Accessible can still mean awesome in the kitchen
By Gary Baker
It’s not an issue that many independent kitchen companies seem to showcase, but with new technologies making it easier for people with physical impairments or disabilities to be more independent in their homes, kitchens inevitably need to roll with the times too.
If you go to your local independent kitchen design company with special requirements or requests, they’re bound to be able to help. That’s the beauty of them, a bespoke design made to measure; a step away from ready to fit kitchens that may not always work for you. We’ve collected our top tips for your kitchen design, should you need to have a more inclusive kitchen in your home:
Easy to clean, stylish materials
Maintenance and care of your kitchen are an obvious consideration to make for any kitchen, but easy to clean materials would be an added benefit for those with mobility or visual impairments. And just because you choose practical, doesn’t mean you can’t choose great style too.
When interior designer Philip Dowse was creating a kitchen for U21 England rugby player Matt Hampson, sadly injured in training in 2005 and now using a wheelchair, he chose a combination of Parapan and Corian for its looks as well as its low maintenance qualities and durability. Using high gloss deeper colours with white worktops gives an exciting and contemporary feel with huge curves allowing space for Matt’s wheelchair. The nonporous nature of Corian means the surfaces are easy to clean and stain resistant too.
Pull out shelves and drawers
These can work well for people with physical impairments that prevent them from bending down to cupboards, wheelchairs or that struggle to carry objects short distances. A strategically placed pullout shelf underneath an oven might be useful for resting cooking trays or utensils and are an excellent addition for those on a budget.
Pullout storage drawers have been popular for some time and can be made in a variety of shapes and sizes with multiple layers. Smaller concealed pullout drawers might be more suitable for those that can only handle a small amount of weight.
Lowered hob and sink access
Lower worktops, especially for hob and sink access, could be useful for those that are unable to stand for long periods or wheelchair users. Combining this with front controlled, lower mounted appliances, shallow sinks and pullout tap hoses means that you can sit while cooking or cleaning, though this would need to be carefully risk assessed before deciding on a final design.
Installing a Rise and Fall worktop around your sink will also allow you to adjust the height of your surface easily when you need it.

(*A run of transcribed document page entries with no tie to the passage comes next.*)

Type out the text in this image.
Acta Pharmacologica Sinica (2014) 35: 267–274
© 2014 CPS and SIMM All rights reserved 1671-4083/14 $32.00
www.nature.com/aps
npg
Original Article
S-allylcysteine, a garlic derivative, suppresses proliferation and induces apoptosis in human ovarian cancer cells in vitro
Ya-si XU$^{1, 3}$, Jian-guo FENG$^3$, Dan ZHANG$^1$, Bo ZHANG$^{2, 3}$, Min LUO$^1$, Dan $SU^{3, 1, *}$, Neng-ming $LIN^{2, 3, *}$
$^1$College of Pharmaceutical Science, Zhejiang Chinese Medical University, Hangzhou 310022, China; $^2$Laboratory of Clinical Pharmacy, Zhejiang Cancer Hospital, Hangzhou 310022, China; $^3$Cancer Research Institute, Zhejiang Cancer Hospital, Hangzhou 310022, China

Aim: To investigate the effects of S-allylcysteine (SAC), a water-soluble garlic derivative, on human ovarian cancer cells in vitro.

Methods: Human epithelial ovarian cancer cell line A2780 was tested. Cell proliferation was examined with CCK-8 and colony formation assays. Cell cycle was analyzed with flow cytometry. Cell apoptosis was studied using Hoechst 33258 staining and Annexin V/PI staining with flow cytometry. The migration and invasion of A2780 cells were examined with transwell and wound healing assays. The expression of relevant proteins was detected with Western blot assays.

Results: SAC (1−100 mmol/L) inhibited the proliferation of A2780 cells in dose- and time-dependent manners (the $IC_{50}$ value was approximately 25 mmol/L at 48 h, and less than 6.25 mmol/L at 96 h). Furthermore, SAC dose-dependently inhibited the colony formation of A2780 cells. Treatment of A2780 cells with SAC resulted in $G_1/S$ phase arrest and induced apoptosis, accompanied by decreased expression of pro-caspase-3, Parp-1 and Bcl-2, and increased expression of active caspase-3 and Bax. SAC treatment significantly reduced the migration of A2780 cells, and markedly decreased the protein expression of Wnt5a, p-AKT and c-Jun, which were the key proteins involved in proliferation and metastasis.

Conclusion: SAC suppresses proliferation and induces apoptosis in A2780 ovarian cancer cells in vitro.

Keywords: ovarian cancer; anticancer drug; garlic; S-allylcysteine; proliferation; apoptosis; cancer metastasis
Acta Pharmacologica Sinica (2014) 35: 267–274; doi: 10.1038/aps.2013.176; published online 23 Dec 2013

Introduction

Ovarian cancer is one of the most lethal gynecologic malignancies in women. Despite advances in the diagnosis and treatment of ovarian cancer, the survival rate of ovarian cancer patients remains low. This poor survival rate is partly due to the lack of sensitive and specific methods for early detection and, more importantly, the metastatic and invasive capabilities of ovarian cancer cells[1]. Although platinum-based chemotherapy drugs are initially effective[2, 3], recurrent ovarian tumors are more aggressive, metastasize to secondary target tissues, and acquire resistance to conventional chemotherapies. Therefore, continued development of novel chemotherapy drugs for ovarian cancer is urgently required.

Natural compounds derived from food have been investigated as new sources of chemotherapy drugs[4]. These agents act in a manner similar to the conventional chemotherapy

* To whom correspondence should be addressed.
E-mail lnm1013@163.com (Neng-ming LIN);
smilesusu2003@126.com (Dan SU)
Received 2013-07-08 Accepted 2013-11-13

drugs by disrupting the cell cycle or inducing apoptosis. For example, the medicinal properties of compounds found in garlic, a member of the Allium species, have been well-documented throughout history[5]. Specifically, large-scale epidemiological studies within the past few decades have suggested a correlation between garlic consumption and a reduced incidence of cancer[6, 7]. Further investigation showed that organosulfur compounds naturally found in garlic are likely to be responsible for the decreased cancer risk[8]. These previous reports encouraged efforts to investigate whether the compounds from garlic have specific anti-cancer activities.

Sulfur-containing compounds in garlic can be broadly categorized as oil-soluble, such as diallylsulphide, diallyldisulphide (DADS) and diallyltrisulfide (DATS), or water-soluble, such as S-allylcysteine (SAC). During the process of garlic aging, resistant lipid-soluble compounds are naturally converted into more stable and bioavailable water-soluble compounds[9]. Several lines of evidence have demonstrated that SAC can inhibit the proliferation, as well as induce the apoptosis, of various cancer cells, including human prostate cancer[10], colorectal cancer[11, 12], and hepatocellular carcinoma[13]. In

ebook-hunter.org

Lighting might need to be positioned lower too to help wheelchair users sitting low down to see their surfaces properly. A great method is illuminated shelves. This could also help those with visual impairments find the objects they need, as picking them out will be easier.
A really stylish addition to your kitchen, shelves lit with LEDs are a longlasting, energy saving and seamless way to bring light to the room as materials such as Corian can be backlit so that the bulbs are invisible behind or strip lighting can be installed underneath.
The translucent quality of Corian means that you can even use coloured light to bring that extra wow factor to your kitchen.